Western US states were bracing for yet more torrid weather Friday and into the weekend as so-called atmospheric rivers lined up to dump heavy rain and snow across the already soaked region.
California has been battered by weeks of downpours that have killed at least 19 people, flooding communities, toppling power lines and threatening deadly mudslides.
Forecasters now say the first of two cyclones churning in the Pacific Ocean and bearing down on the west coast will spread the rain further north, forming a band from northern California to the states of Oregon and Washington.
"The most impactful precipitation will remain focused along the coasts of northern California and the Pacific Northwest through Friday night, then precipitation will expand south on Saturday and east on Sunday," the National Weather Service said in a Thursday statement.
"Northern California has been hammered with heavy precipitation events over the past couple weeks, and any additional rainfall could pose a threat of flash flooding."
Forecasters said they expect up to six inches (15 centimeters) of rain to fall over 48 hours near Seattle.
Avalanche warnings were in effect for a tranche of Washington state, with the storm bringing wetter, heavier snow into the mountains.
"Dangerous, large avalanches are expected to run naturally during this snowy, wet weather event," the Northwest Avalanche Center (NWAC) said.
So-called wet slab avalanches were a particular concern as the wetter snow piles up on top of fluffier, lighter snow, making the snowpack unstable.
"Wet slab avalanches are not something to tiptoe around, and this is a day where it's a good idea to stay off steep slopes and runouts beneath avalanche paths," the NWAC said.
- Sewage -
In northern California, up to six feet (1.8 meters) of snow was forecast over the mountains between Friday and Tuesday, with winds gusting up to 50 miles (80 kilometers) an hour.
"Mountain travel is highly discouraged this weekend!

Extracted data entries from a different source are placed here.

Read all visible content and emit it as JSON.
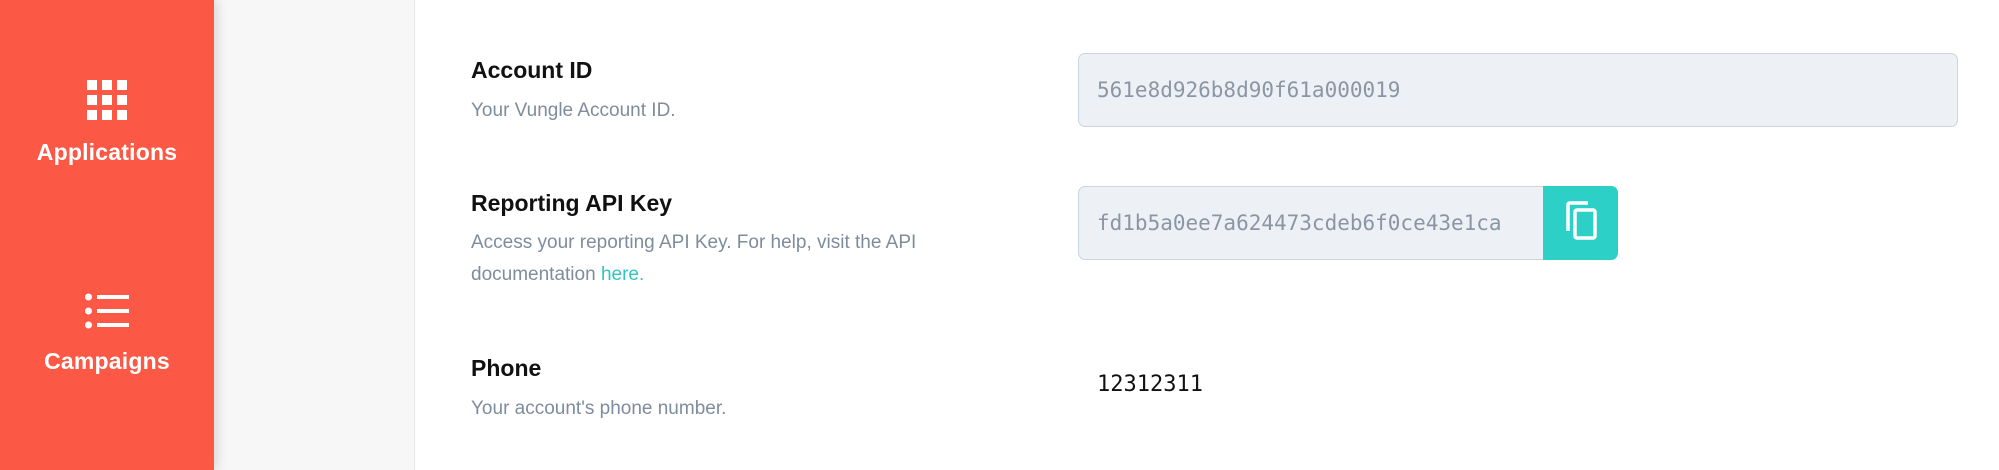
{
  "sidebar": {
    "items": [
      {
        "label": "Applications",
        "icon": "grid-icon"
      },
      {
        "label": "Campaigns",
        "icon": "list-icon"
      }
    ],
    "bg_color": "#fc5846"
  },
  "account": {
    "account_id": {
      "title": "Account ID",
      "description": "Your Vungle Account ID.",
      "value": "561e8d926b8d90f61a000019"
    },
    "api_key": {
      "title": "Reporting API Key",
      "description_prefix": "Access your reporting API Key. For help, visit the API documentation",
      "link_text": "here.",
      "value": "fd1b5a0ee7a624473cdeb6f0ce43e1ca",
      "copy_icon": "copy-icon"
    },
    "phone": {
      "title": "Phone",
      "description": "Your account's phone number.",
      "value": "12312311"
    }
  },
  "colors": {
    "accent": "#2cd0c7",
    "link": "#2fc6c2"
  }
}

If you must travel, plan to be at your destination before 4pm Friday," the NWS said.
At lower elevations, a flood watch was in place in a vast area from around San Francisco into Oregon.

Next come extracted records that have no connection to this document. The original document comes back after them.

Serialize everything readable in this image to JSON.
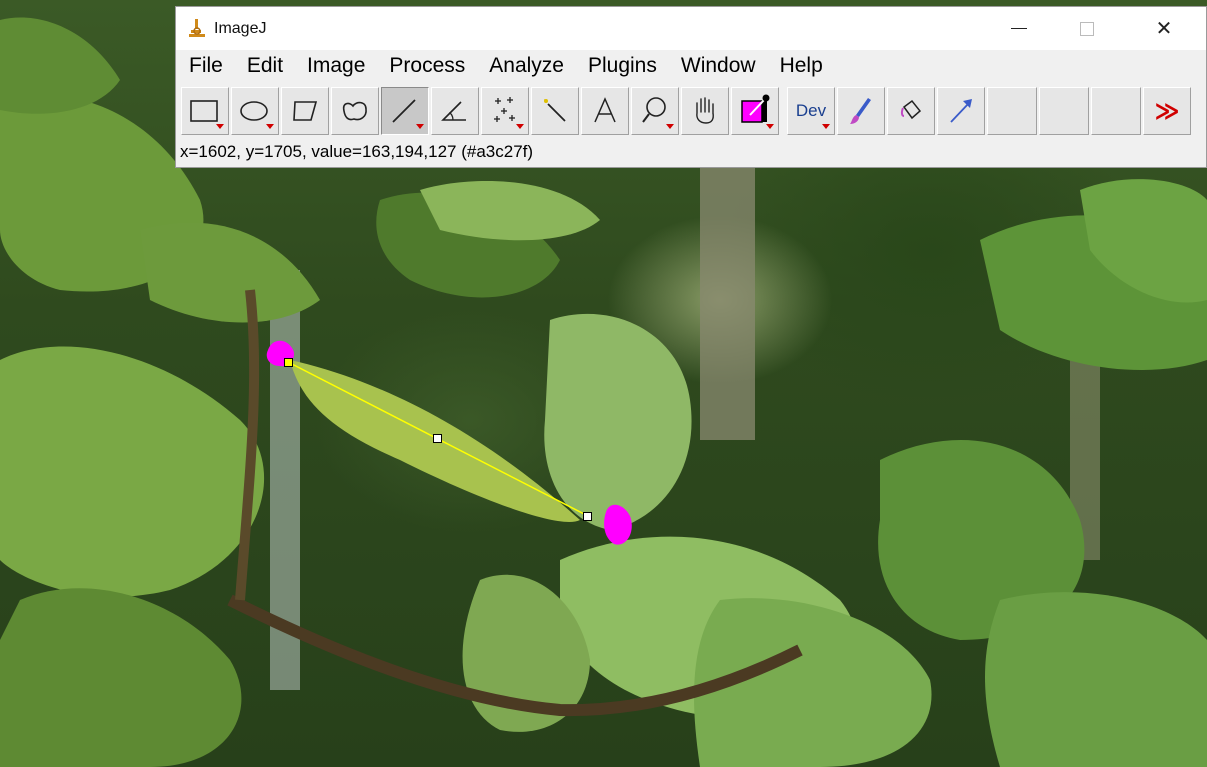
{
  "window": {
    "title": "ImageJ",
    "app_icon": "microscope-icon",
    "controls": {
      "minimize_icon": "minimize-icon",
      "maximize_icon": "maximize-icon",
      "close_label": "✕"
    }
  },
  "menu": {
    "items": [
      "File",
      "Edit",
      "Image",
      "Process",
      "Analyze",
      "Plugins",
      "Window",
      "Help"
    ]
  },
  "toolbar": {
    "tools": [
      {
        "name": "rectangle-tool",
        "icon": "rectangle-icon",
        "active": false,
        "has_menu": true
      },
      {
        "name": "oval-tool",
        "icon": "oval-icon",
        "active": false,
        "has_menu": true
      },
      {
        "name": "polygon-tool",
        "icon": "polygon-icon",
        "active": false,
        "has_menu": false
      },
      {
        "name": "freehand-tool",
        "icon": "freehand-icon",
        "active": false,
        "has_menu": false
      },
      {
        "name": "line-tool",
        "icon": "line-icon",
        "active": true,
        "has_menu": true
      },
      {
        "name": "angle-tool",
        "icon": "angle-icon",
        "active": false,
        "has_menu": false
      },
      {
        "name": "point-tool",
        "icon": "multipoint-icon",
        "active": false,
        "has_menu": true
      },
      {
        "name": "wand-tool",
        "icon": "wand-icon",
        "active": false,
        "has_menu": false
      },
      {
        "name": "text-tool",
        "icon": "text-icon",
        "active": false,
        "has_menu": false
      },
      {
        "name": "zoom-tool",
        "icon": "magnifier-icon",
        "active": false,
        "has_menu": true
      },
      {
        "name": "scroll-tool",
        "icon": "hand-icon",
        "active": false,
        "has_menu": false
      },
      {
        "name": "color-picker-tool",
        "icon": "color-picker-icon",
        "active": false,
        "has_menu": true
      }
    ],
    "dev_label": "Dev",
    "more_label": "≫"
  },
  "status": {
    "text": "x=1602, y=1705, value=163,194,127 (#a3c27f)"
  },
  "colors": {
    "selection_magenta": "#ff00ff",
    "line_selection": "#ffff00",
    "tool_active": "#c8c8c8",
    "dropdown_arrow": "#d00000"
  }
}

The warnings came as the region picked up the pieces after previous repeated downpours.
San Francisco saw more rain over a two-week period than at any other time in 150 years, straining the city's drains where raw sewage was mixed with storm runoff.
"Don't jump in puddles. Especially in San Francisco... there (could be) sewage in that," said Eileen White of the regional Water Quality Control Board, according to the San Francisco Chronicle.
The storms have left at least 19 people dead in California.
They include drivers who have been found in submerged cars, people struck by falling trees, a husband and wife killed in a rockfall, and people whose bodies were discovered in floodwaters.
In San Luis Obispo, members of the National Guard joined the search for five-year-old Kyle Doan, who was swept away in floodwaters as his mother tried to pull him to safety from their car.
- Climate change -
California is no stranger to wild weather, with winter storms commonplace.
But scientists say climate change, supercharged by humanity's burning of fossil fuels, is making such storms more ferocious.
While it is causing short-term misery, the rain is badly needed in the western United States, where more than two decades of drought have forced unprecedented restrictions on water usage.
However, climatologists warn that even the kind of monster downpours that have pummelled the region this month are not going to reverse 20-plus years of below-average rainfall.
Shasta Lake, the state's largest reservoir, was still only at two-thirds of its historical average for early January, water resources department data showed.